Il Tesoro collocherà un BTp sindacato a 20 anni, con scadenza 1 marzo 2040. I joint-lead manager dell’emissione sono cinque banche: MPS, Morgan Stanley, Nomura, NatWest e Société Générale. Stando alla “guidance” iniziale, il rendimento dovrebbe attestarsi a +16 punti base rispetto al BTp settembre 2038 (ISIN: IT0005321325) , che in questo momento viaggia sul filo del 3%. Il pricing è atteso in giornata. Con il collocamento sindacato, il Tesoro intende testare l’appetito del mercato per un bond a lunga scadenza, nel momento in cui i rendimenti stanno precipitando in tutto il mondo avanzato e, in particolare, nell’Eurozona, dove nelle ultime sedute aggiornano con frequenza i minimi storici.
Abbattere il debito pubblico alzando le cedole dei bond
Non è un caso che oggi i rendimenti dei BTp siano in aumento lungo la curva, tra aste tenutesi nella mattinata, tra cui di BoT a 12 mesi, e l’annuncio a sorpresa del nuovo ventennale. Il mercato si sarebbe probabilmente alleggerito di alcune posizioni, in modo da trovare risorse disponibili da impiegare per l’acquisto dei bond in fase di emissione. Interessante, però, sarebbe capire perché il nuovo “benchmark” a 20 anni passi direttamente dal settembre 2038 al marzo 2040, compiendo di fatto un salto di ben 18 mesi, quando nel mezzo vi sarebbe la scadenza di agosto 2039 e nel 2040 ve n’è già una a settembre. Non sarebbe stato meglio accrescere la liquidità di questi titoli, le cui emissioni ammontano a oltre 22 miliardi di euro a testa?
Perché il bisogno di una nuova scadenza
La risposta risiederebbe nelle diverse condizioni a cui sono avvenute le due emissioni. Il BTp agosto 2039 fu emesso nell’agosto 2007, per cui debuttò con vita residua di 32 anni, offrendo una cedola annuale fissa del 5%. Il BTp settembre 2040 venne battezzato nel settembre 2009, anch’esso recante cedola fissa annuale del 5%. In quel periodo, pre- e immediatamente post-crisi, cedole così generose per un bond a lunga scadenza erano la regola, anzi risultava inimmaginabile che qualche anno dopo la loro entità sarebbe di molto diminuita.
Oggi, però, appaiono fin troppo abbondanti persino per un emittente come l’Italia, che sui mercati non gode di ottima reputazione.
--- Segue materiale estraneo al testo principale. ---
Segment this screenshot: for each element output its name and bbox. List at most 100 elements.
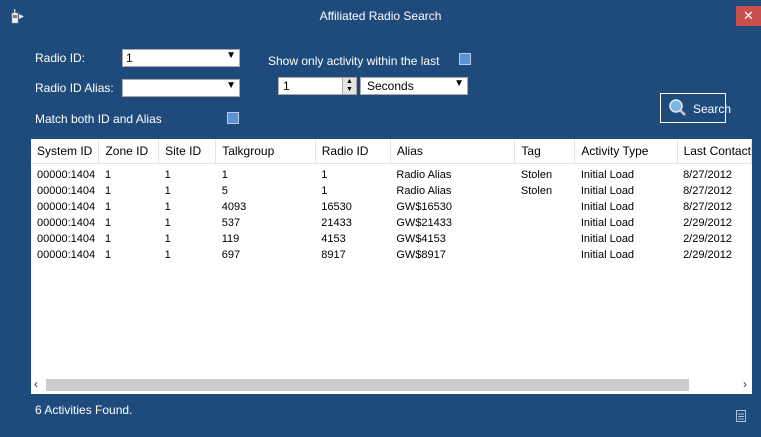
horizontal-scrollbar[interactable]: ‹ › bbox=[31, 377, 752, 394]
radio-id-combobox[interactable]: 1 ▼ bbox=[122, 49, 240, 67]
cell-radio-id: 16530 bbox=[321, 201, 352, 213]
column-header-alias[interactable]: Alias bbox=[390, 139, 516, 164]
column-header-radio-id[interactable]: Radio ID bbox=[315, 139, 391, 164]
scroll-right-icon[interactable]: › bbox=[743, 377, 747, 391]
cell-radio-id: 1 bbox=[321, 169, 328, 181]
grid-header-row: System ID Zone ID Site ID Talkgroup Radi… bbox=[31, 139, 752, 164]
cell-radio-id: 8917 bbox=[321, 249, 346, 261]
time-unit-value: Seconds bbox=[367, 79, 414, 93]
cell-system-id: 00000:1404 bbox=[37, 185, 96, 197]
table-row[interactable]: 00000:1404 1 1 4093 16530 GW$16530 Initi… bbox=[31, 199, 752, 215]
document-icon bbox=[736, 410, 746, 422]
cell-site-id: 1 bbox=[164, 217, 171, 229]
cell-system-id: 00000:1404 bbox=[37, 201, 96, 213]
cell-radio-id: 21433 bbox=[321, 217, 352, 229]
column-header-system-id[interactable]: System ID bbox=[31, 139, 100, 164]
radio-id-value: 1 bbox=[126, 51, 133, 65]
within-amount-spinner[interactable]: 1 ▲ ▼ bbox=[278, 77, 357, 95]
chevron-down-icon[interactable]: ▼ bbox=[454, 78, 464, 89]
show-only-activity-label: Show only activity within the last bbox=[268, 54, 440, 68]
affiliated-radio-search-window: Affiliated Radio Search ✕ Radio ID: 1 ▼ … bbox=[0, 0, 761, 437]
search-button-label: Search bbox=[693, 102, 732, 116]
spinner-arrows-icon[interactable]: ▲ ▼ bbox=[342, 78, 356, 94]
cell-site-id: 1 bbox=[164, 201, 171, 213]
show-only-activity-checkbox[interactable] bbox=[459, 53, 471, 65]
table-row[interactable]: 00000:1404 1 1 1 1 Radio Alias Stolen In… bbox=[31, 164, 752, 184]
title-bar: Affiliated Radio Search ✕ bbox=[0, 0, 761, 32]
cell-tag bbox=[515, 199, 575, 215]
cell-talkgroup: 5 bbox=[221, 185, 228, 197]
cell-last-contact: 2/29/2012 bbox=[683, 217, 732, 229]
column-header-last-contact[interactable]: Last Contact bbox=[677, 139, 752, 164]
cell-system-id: 00000:1404 bbox=[37, 249, 96, 261]
table-row[interactable]: 00000:1404 1 1 5 1 Radio Alias Stolen In… bbox=[31, 183, 752, 199]
radio-id-label: Radio ID: bbox=[35, 51, 86, 65]
window-title: Affiliated Radio Search bbox=[319, 9, 442, 23]
table-row[interactable]: 00000:1404 1 1 697 8917 GW$8917 Initial … bbox=[31, 247, 752, 263]
cell-site-id: 1 bbox=[164, 185, 171, 197]
column-header-tag[interactable]: Tag bbox=[514, 139, 576, 164]
cell-activity-type: Initial Load bbox=[580, 169, 635, 181]
cell-alias: Radio Alias bbox=[396, 169, 452, 181]
cell-activity-type: Initial Load bbox=[580, 233, 635, 245]
cell-talkgroup: 4093 bbox=[221, 201, 247, 213]
cell-system-id: 00000:1404 bbox=[37, 217, 96, 229]
search-button[interactable]: Search bbox=[660, 93, 731, 123]
within-amount-value: 1 bbox=[283, 79, 290, 93]
cell-tag bbox=[515, 247, 575, 263]
cell-radio-id: 4153 bbox=[321, 233, 346, 245]
cell-last-contact: 8/27/2012 bbox=[683, 201, 732, 213]
cell-activity-type: Initial Load bbox=[580, 249, 635, 261]
cell-alias: GW$8917 bbox=[396, 249, 446, 261]
radio-id-alias-combobox[interactable]: ▼ bbox=[122, 79, 240, 97]
time-unit-combobox[interactable]: Seconds ▼ bbox=[360, 77, 468, 95]
cell-talkgroup: 697 bbox=[221, 249, 241, 261]
column-header-talkgroup[interactable]: Talkgroup bbox=[215, 139, 316, 164]
status-text: 6 Activities Found. bbox=[35, 403, 133, 417]
cell-talkgroup: 1 bbox=[221, 169, 228, 181]
cell-activity-type: Initial Load bbox=[580, 201, 635, 213]
column-header-zone-id[interactable]: Zone ID bbox=[98, 139, 160, 164]
cell-last-contact: 8/27/2012 bbox=[683, 185, 732, 197]
cell-alias: GW$21433 bbox=[396, 217, 453, 229]
cell-zone-id: 1 bbox=[104, 217, 112, 229]
cell-activity-type: Initial Load bbox=[580, 185, 635, 197]
cell-site-id: 1 bbox=[164, 249, 171, 261]
scrollbar-thumb[interactable] bbox=[46, 379, 689, 391]
match-both-checkbox[interactable] bbox=[227, 112, 239, 124]
cell-tag bbox=[515, 215, 575, 231]
cell-zone-id: 1 bbox=[104, 249, 112, 261]
scroll-left-icon[interactable]: ‹ bbox=[34, 377, 38, 391]
magnifier-icon bbox=[669, 99, 686, 116]
cell-tag: Stolen bbox=[520, 185, 553, 197]
cell-radio-id: 1 bbox=[321, 185, 328, 197]
cell-last-contact: 2/29/2012 bbox=[683, 233, 732, 245]
cell-zone-id: 1 bbox=[104, 169, 112, 181]
cell-talkgroup: 119 bbox=[221, 233, 240, 245]
cell-alias: GW$16530 bbox=[396, 201, 453, 213]
cell-system-id: 00000:1404 bbox=[37, 233, 96, 245]
cell-alias: GW$4153 bbox=[396, 233, 446, 245]
column-header-site-id[interactable]: Site ID bbox=[158, 139, 217, 164]
cell-site-id: 1 bbox=[164, 169, 171, 181]
cell-tag: Stolen bbox=[520, 169, 553, 181]
cell-talkgroup: 537 bbox=[221, 217, 241, 229]
radio-id-alias-label: Radio ID Alias: bbox=[35, 81, 114, 95]
table-row[interactable]: 00000:1404 1 1 537 21433 GW$21433 Initia… bbox=[31, 215, 752, 231]
cell-alias: Radio Alias bbox=[396, 185, 452, 197]
cell-site-id: 1 bbox=[164, 233, 171, 245]
activity-grid[interactable]: System ID Zone ID Site ID Talkgroup Radi… bbox=[31, 139, 752, 394]
chevron-down-icon[interactable]: ▼ bbox=[226, 80, 236, 91]
cell-zone-id: 1 bbox=[104, 233, 112, 245]
chevron-down-icon[interactable]: ▼ bbox=[226, 50, 236, 61]
cell-zone-id: 1 bbox=[104, 201, 112, 213]
cell-last-contact: 8/27/2012 bbox=[683, 169, 732, 181]
cell-tag bbox=[515, 231, 575, 247]
cell-activity-type: Initial Load bbox=[580, 217, 635, 229]
match-both-label: Match both ID and Alias bbox=[35, 112, 162, 126]
cell-zone-id: 1 bbox=[104, 185, 112, 197]
table-row[interactable]: 00000:1404 1 1 119 4153 GW$4153 Initial … bbox=[31, 231, 752, 247]
cell-last-contact: 2/29/2012 bbox=[683, 249, 732, 261]
close-button[interactable]: ✕ bbox=[736, 6, 761, 26]
column-header-activity-type[interactable]: Activity Type bbox=[574, 139, 678, 164]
Se il Tesoro emettesse nuove tranche dei suddetti bond, attirerebbe capitali cospicui per via del tasso cedolare di circa il 2% più alto del rendimento lordo, per cui i prezzi di collocamento salirebbero decisamente sopra la pari, in area 128-130, facendo incassare più del nuovo debito nominale, ma pesando sui conti pubblici annualmente in misura quasi doppia attraverso il pagamento delle cedole. Meglio, quindi, dal punto di vista del Tesoro, emettere un nuovo “benchmark”, che verosimilmente con cedole intorno o inferiori al 3% tengano bassa la spesa per interessi nei prossimi anni.
Si tratta di una scelta in sé discutibile. Se il Tesoro emettesse BTp a lunga scadenza e cedole alte, attirerebbe maggiori capitali anche per via della più bassa volatilità garantita agli investitori e in più metterebbe in cassa una liquidità maggiore con cui abbatterebbe le emissioni prossime, a beneficio del rapporto debito/pil, pur a fronte di un costo superiore per il pagamento degli interessi. Eppure, sarebbe un buon segnale se virasse proprio su una siffatta soluzione, allungando la durata media residua dello stock e stimolando l’appetito del mercato per i suoi bond più longevi.